Scheinbar haben die USA die Tatsachen anerkannt und betreiben – gemeinsam mit betroffenen muslimischen Ländern der Region –eine Politik der Förderung des zersplitterten Syrischen Nationalrates (SNC). Effektivität und materieller Wert der nötigen Unterstützung bleiben umstritten und sind Thema widersprüchlicher Berichte. Obwohl sich Hinweise auf eine, jetzt besser koordinierte und ausgerüstete Freie Syrische Armee (FSA) häufen, gibt es echten Bedarf für Waffen, die die Achillesferse der Luftwaffe treffen könnten.

Ausländische Milizen wurden von westlichen Mächten als Entschuldigung benutzt, die Oppositionskräfte militärisch voll zu unterstützen. Die Präsenz von Söldnern mag der scheinbare Grund für das Zögern sein, aber dies ist es, das die Präsenz ausländischer Gruppierungen ermöglicht. Insgesamt sind beide die Manifestation des Wunsches nach indirekter Kontrolle durch Dritte.

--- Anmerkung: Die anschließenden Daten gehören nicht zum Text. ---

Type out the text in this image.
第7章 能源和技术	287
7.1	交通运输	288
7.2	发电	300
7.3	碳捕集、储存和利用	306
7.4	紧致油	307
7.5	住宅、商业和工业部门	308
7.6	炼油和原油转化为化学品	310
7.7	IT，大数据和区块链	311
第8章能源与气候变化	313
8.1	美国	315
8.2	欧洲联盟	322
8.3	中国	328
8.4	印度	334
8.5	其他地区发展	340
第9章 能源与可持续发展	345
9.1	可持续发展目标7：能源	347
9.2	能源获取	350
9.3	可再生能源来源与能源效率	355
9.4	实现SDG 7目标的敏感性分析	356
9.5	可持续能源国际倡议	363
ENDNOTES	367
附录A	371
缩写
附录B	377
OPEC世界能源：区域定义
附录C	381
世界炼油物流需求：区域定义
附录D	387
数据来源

Libysche Söldner sowie wohlmeinende Kämpfer und Ausbilder werden von dem Konflikt angezogen. Gleichzeitig führt die wichtige Rolle iranischer Revolutionsgarden in der brutalen Unterdrückungspolitik durch die Regierung nicht zur gleichen Besorgnis über diese Söldner oder Freiwillige, die mit dem abgenutzten Etikett „Al Qaida“ versehen wurden. Die Präsenz ausländischer Elemente – auf Seiten der Opposition und auf der iranischen – ist ein Faktor, der realistisch bedacht werden muss.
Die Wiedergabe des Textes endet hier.